The ever evolving Greek Melodrama continues in the pages of The Financial Times. Mr. Münchau’s essay is framed in a dire warning: ‘A failure to tell the truth imperils Greece and Europe’ and its sub-headline ‘If the IMF pulls out, Europe will be free to mismanage the crisis on its own’ Financial Times headline writers sharpen or reduce to the lowest terms, to appeal to the prejudices of its readers! If one thing is glaringly obvious, it is that from the beginning of this Crisis, from the propaganda offensive of The Virtuous Northern Tier vs The Profligate Southern Tier that was proffered by the apologists of four time defaulter Germany, the preferred method was to engage in moral shaming of the Greeks as the ethical other, as outsiders from their Northern betters.
Yet it was Goldman Sachs that colluded with former Greek governments to hide the true level of Greek indebtedness:
Now, though, it looks like the Greek figure jugglers have been even more brazen than was previously thought. “Around 2002 in particular, various investment banks offered complex financial products with which governments could push part of their liabilities into the future,” one insider recalled, adding that Mediterranean countries had snapped up such products.
Greece’s debt managers agreed a huge deal with the savvy bankers of US investment bank Goldman Sachs at the start of 2002. The deal involved so-called cross-currency swaps in which government debt issued in dollars and yen was swapped for euro debt for a certain period — to be exchanged back into the original currencies at a later date.
And not to forget the Germans and the fact that they defaulted 4 times in the 20th Century. Ms. Tett provides the reader with the pertinent data.
And then then there is this Financial Times news story :
Headline: Tsipras warns IMF and Germany over bailout talks
Sub-headline: Greek prime minister says negotiators ‘playing with fire’ for domestic gain
Greece’s prime minister Alexis Tsipras has warned the IMF and Germany to “stop playing with fire” at the expense of the Greek people, saying he is confident a bailout deal is within reach. Markets were hit this week by concerns that a deal might not be reached before July, when Greece is due to make a €7bn debt repayment. European negotiators are trying to seal a new agreement so Greece can release another tranche of funds from its most recent €86bn bailout to make the payment. Representatives of Greece’s lenders are set to return to Athens this week to check whether Greece has complied with a second batch of reforms agreed under the current bailout.
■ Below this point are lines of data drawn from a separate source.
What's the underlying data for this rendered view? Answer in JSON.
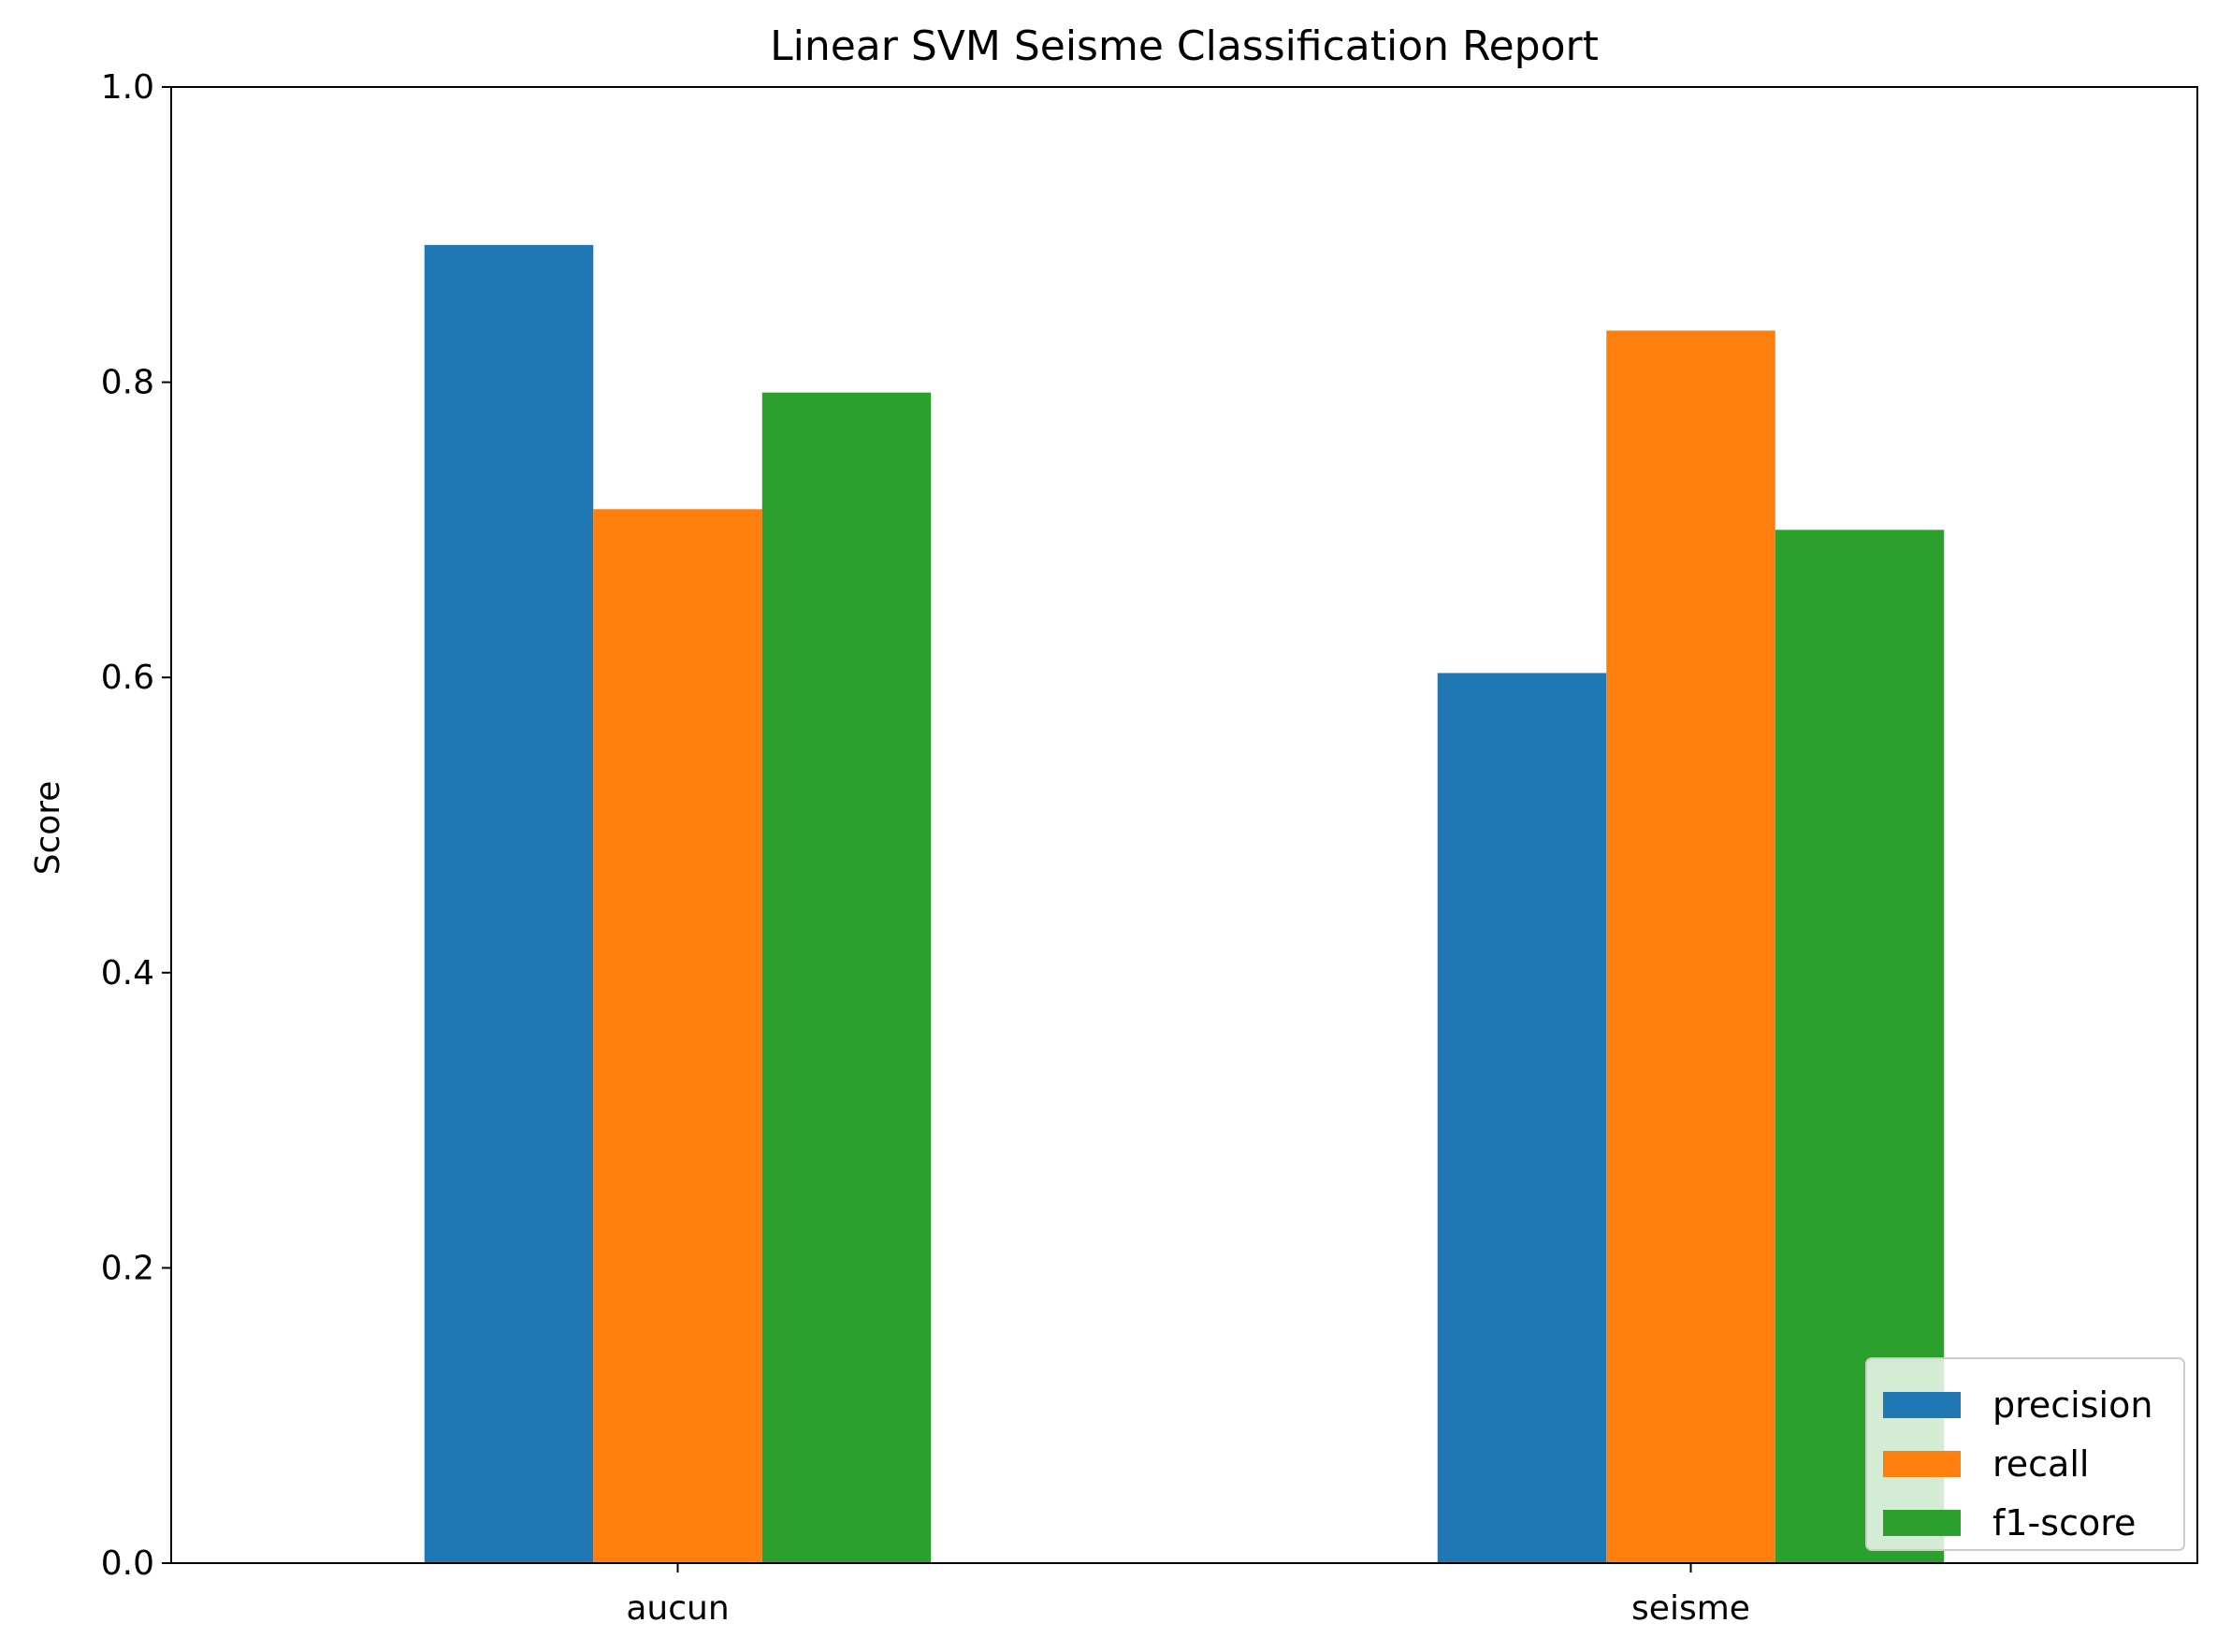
{
  "chart_data": {
    "type": "bar",
    "title": "Linear SVM Seisme Classification Report",
    "xlabel": "",
    "ylabel": "Score",
    "ylim": [
      0,
      1.0
    ],
    "yticks": [
      "0.0",
      "0.2",
      "0.4",
      "0.6",
      "0.8",
      "1.0"
    ],
    "categories": [
      "aucun",
      "seisme"
    ],
    "series": [
      {
        "name": "precision",
        "color": "#1f77b4",
        "values": [
          0.893,
          0.603
        ]
      },
      {
        "name": "recall",
        "color": "#ff7f0e",
        "values": [
          0.714,
          0.835
        ]
      },
      {
        "name": "f1-score",
        "color": "#2ca02c",
        "values": [
          0.793,
          0.7
        ]
      }
    ],
    "grid": false,
    "legend_placement": "lower-right"
  }
}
How long does it take for the political agents of the E.U. to realize that ‘Reform’ and its instrument ‘Austerity’ are demonstrable, empirical failures? Even the IMF has reluctantly realized a portion of this reality:
Headline: Neoliberalism: Oversold?
Sub-headline: Instead of delivering growth, some neoliberal policies have increased inequality, in turn jeopardizing durable expansion
Or have I phrased it as a question when it should be a statement about the self-serving myopia that pervades the European Union, under the leadership of its capos Merkel and the ECB. The EU was and remains a cartel with the trapping of a democracy, as Yanis Varoufakis pointed out long ago. In sum, it could be observed that Monnet’s vision was not democratic but corporatist, without engaging in hyperbole.